I cannot simply say I liked this sandwich. This was love at first bite. Amazed — I was just simply amazed by this komplet. It wasn’t just that, either.

I loved the spicy sausages. Think of what Polish-Americans like to call kielbasa (and actual Poles freak out about that and want to correct their American friends and worst enemies with That’s just a general word for all sausages in our language! What the hell are you talking about?!?!) I write the parenthetical, of course, because we are talking about translation weirdness. It’s like the main thesis here. Anyhow, take what Americans mistake as Polish sausage and just kick up the heat a little. It’s just absolutely delicious. The sausage and sandwiches made me fall in love very hard with Yugo Bar.

Then there was the décor. It consisted of reproductions of the Josip Broz Tito “Not USSR but still Communist” propaganda from when Yugoslavia was a country and didn’t disintegrate into a bunch of extremely violent squabbling nations during the 1990s. That actually happened after he died.

Josip Broz Tito. Is he having a post-lunch smoke and wistfully thinking of a sandwich he just ate? Probably not. Keeping Yugoslavia together was a little more difficult than that.

I will absolutely not say I was transported to Serbia or the former Yugoslavia by eating this komplet. That would be false. We’re talking about a pub that serves sandwiches in Shanghai, after all. I have never been to Serbia and don’t know what the country is like. What Yugo Bar did was far more insidious. It made me very curious about Serbian food. It was so much so that I had to go into jealous-smitten-man-who’s-just-met-a-sexy-girl mode. I had to spend long hours using Google to find out as much information as possible. Yes, I actually stalked Serbian food on the Internet.

The results were actually confusing, and this is where we come back to false cognates. The Serbian word “Komplet” looks awful lot like the English “complete.” This is not so.

It is not a “Serbian Complete Sandwich.” This makes the sandwich sound like it is the most Serbian sandwich ever. The word complete, after all, conveys a sense of totality, and komplet doesn’t mean that. It means “set.” A friend from the Balkans remarked that the word can be used for a sandwich that has multiple elements between two fluffy bits of Serbian-styled bread —hence, a set of ingredients. In short, it can be taken as another word for sandwich with multiple ingredients.

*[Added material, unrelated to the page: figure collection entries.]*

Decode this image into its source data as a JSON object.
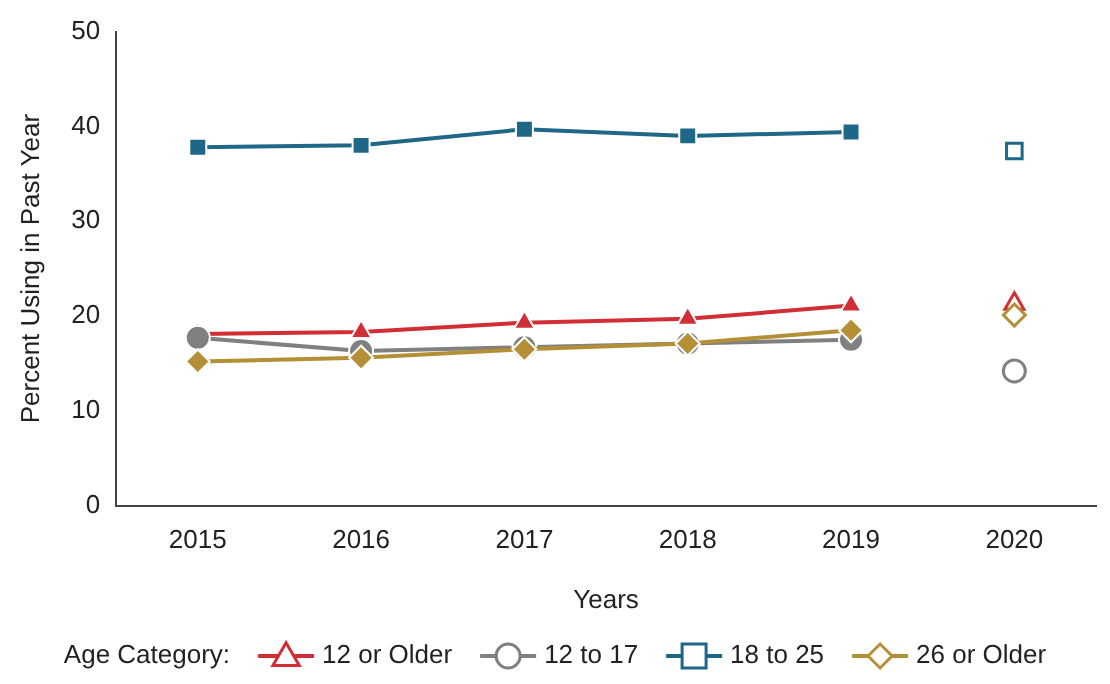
{
  "chart_data": {
    "type": "line",
    "xlabel": "Years",
    "ylabel": "Percent Using in Past Year",
    "legend_title": "Age Category:",
    "categories": [
      "2015",
      "2016",
      "2017",
      "2018",
      "2019",
      "2020"
    ],
    "ylim": [
      0,
      50
    ],
    "yticks": [
      0,
      10,
      20,
      30,
      40,
      50
    ],
    "grid": false,
    "legend": "bottom",
    "line_style": "solid",
    "series": [
      {
        "name": "12 or Older",
        "color": "#d12f35",
        "marker": "triangle",
        "values": [
          18.1,
          18.3,
          19.3,
          19.7,
          21.1,
          null
        ]
      },
      {
        "name": "12 to 17",
        "color": "#808080",
        "marker": "circle",
        "values": [
          17.7,
          16.3,
          16.7,
          17.1,
          17.5,
          null
        ]
      },
      {
        "name": "18 to 25",
        "color": "#1f6787",
        "marker": "square",
        "values": [
          37.8,
          38.0,
          39.7,
          39.0,
          39.4,
          null
        ]
      },
      {
        "name": "26 or Older",
        "color": "#b58f36",
        "marker": "diamond",
        "values": [
          15.2,
          15.6,
          16.5,
          17.1,
          18.5,
          null
        ]
      },
      {
        "type": "scatter",
        "color": "#d12f35",
        "marker": "triangle",
        "values": [
          null,
          null,
          null,
          null,
          null,
          21.3
        ]
      },
      {
        "type": "scatter",
        "color": "#808080",
        "marker": "circle",
        "values": [
          null,
          null,
          null,
          null,
          null,
          14.2
        ]
      },
      {
        "type": "scatter",
        "color": "#1f6787",
        "marker": "square",
        "values": [
          null,
          null,
          null,
          null,
          null,
          37.4
        ]
      },
      {
        "type": "scatter",
        "color": "#b58f36",
        "marker": "diamond",
        "values": [
          null,
          null,
          null,
          null,
          null,
          20.1
        ]
      }
    ]
  }
}
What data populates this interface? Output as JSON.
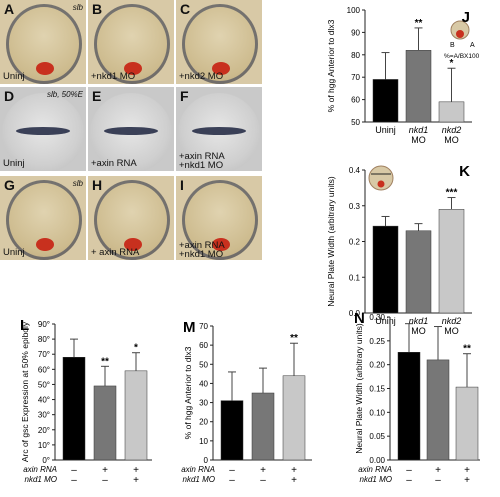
{
  "micrographs": [
    {
      "label": "A",
      "tag": "slb",
      "caption": "Uninj",
      "kind": "top"
    },
    {
      "label": "B",
      "tag": "",
      "caption": "+nkd1 MO",
      "kind": "top"
    },
    {
      "label": "C",
      "tag": "",
      "caption": "+nkd2 MO",
      "kind": "top"
    },
    {
      "label": "D",
      "tag": "slb, 50%E",
      "caption": "Uninj",
      "kind": "side"
    },
    {
      "label": "E",
      "tag": "",
      "caption": "+axin RNA",
      "kind": "side"
    },
    {
      "label": "F",
      "tag": "",
      "caption": "+axin RNA +nkd1 MO",
      "kind": "side"
    },
    {
      "label": "G",
      "tag": "slb",
      "caption": "Uninj",
      "kind": "top"
    },
    {
      "label": "H",
      "tag": "",
      "caption": "+ axin RNA",
      "kind": "top"
    },
    {
      "label": "I",
      "tag": "",
      "caption": "+axin RNA +nkd1 MO",
      "kind": "top"
    }
  ],
  "colors": {
    "black": "#000000",
    "dark_gray": "#777777",
    "light_gray": "#c8c8c8",
    "embryo": "#cdbb8e",
    "red": "#c8301e",
    "stain": "#1d2440"
  },
  "chart_data": [
    {
      "panel": "J",
      "type": "bar",
      "ylabel": "% of hgg Anterior to dlx3",
      "categories": [
        "Uninj",
        "nkd1 MO",
        "nkd2 MO"
      ],
      "values": [
        69,
        82,
        59
      ],
      "errors": [
        12,
        10,
        15
      ],
      "significance": [
        "",
        "**",
        "*"
      ],
      "ylim": [
        50,
        100
      ],
      "yticks": [
        50,
        60,
        70,
        80,
        90,
        100
      ],
      "inset_text": [
        "B",
        "A",
        "%=A/BX100"
      ]
    },
    {
      "panel": "K",
      "type": "bar",
      "ylabel": "Neural Plate Width (arbitrary units)",
      "categories": [
        "Uninj",
        "nkd1 MO",
        "nkd2 MO"
      ],
      "values": [
        0.243,
        0.23,
        0.29
      ],
      "errors": [
        0.027,
        0.02,
        0.033
      ],
      "significance": [
        "",
        "",
        "***"
      ],
      "ylim": [
        0,
        0.4
      ],
      "yticks": [
        0,
        0.1,
        0.2,
        0.3,
        0.4
      ]
    },
    {
      "panel": "L",
      "type": "bar",
      "ylabel": "Arc of gsc Expression at 50% epiboly",
      "values": [
        68,
        49,
        59
      ],
      "errors": [
        12,
        13,
        12
      ],
      "significance": [
        "",
        "**",
        "*"
      ],
      "ylim": [
        0,
        90
      ],
      "yticks": [
        0,
        10,
        20,
        30,
        40,
        50,
        60,
        70,
        80,
        90
      ],
      "ytick_suffix": "°",
      "rows": [
        {
          "label": "axin RNA",
          "marks": [
            "–",
            "+",
            "+"
          ]
        },
        {
          "label": "nkd1 MO",
          "marks": [
            "–",
            "–",
            "+"
          ]
        }
      ]
    },
    {
      "panel": "M",
      "type": "bar",
      "ylabel": "% of hgg Anterior to dlx3",
      "values": [
        31,
        35,
        44
      ],
      "errors": [
        15,
        13,
        17
      ],
      "significance": [
        "",
        "",
        "**"
      ],
      "ylim": [
        0,
        70
      ],
      "yticks": [
        0,
        10,
        20,
        30,
        40,
        50,
        60,
        70
      ],
      "rows": [
        {
          "label": "axin RNA",
          "marks": [
            "–",
            "+",
            "+"
          ]
        },
        {
          "label": "nkd1 MO",
          "marks": [
            "–",
            "–",
            "+"
          ]
        }
      ]
    },
    {
      "panel": "N",
      "type": "bar",
      "ylabel": "Neural Plate Width (arbitrary units)",
      "values": [
        0.226,
        0.21,
        0.153
      ],
      "errors": [
        0.06,
        0.07,
        0.07
      ],
      "significance": [
        "",
        "",
        "**"
      ],
      "ylim": [
        0,
        0.3
      ],
      "yticks": [
        0,
        0.05,
        0.1,
        0.15,
        0.2,
        0.25,
        0.3
      ],
      "rows": [
        {
          "label": "axin RNA",
          "marks": [
            "–",
            "+",
            "+"
          ]
        },
        {
          "label": "nkd1 MO",
          "marks": [
            "–",
            "–",
            "+"
          ]
        }
      ]
    }
  ]
}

I can imagine somebody staring holes into my face at the moment, saying komplet or complete? Who really cares, and why are you splitting linguistic hairs? And that would be a valid question. To that, I will answer. If a sandwich can send me into a tizzy of research into linguistic theory across different alphabets , I must of have loved the taste very, very much. And I did. You should try it. too.

Unfortunately, Yugo Bar is still relatively new and is not findable on Baidu Maps or Wechat Map Sharing. In Shanghai, it’s in Jing’an, and it’s not that far from West Nanjing Road and the American Consulate.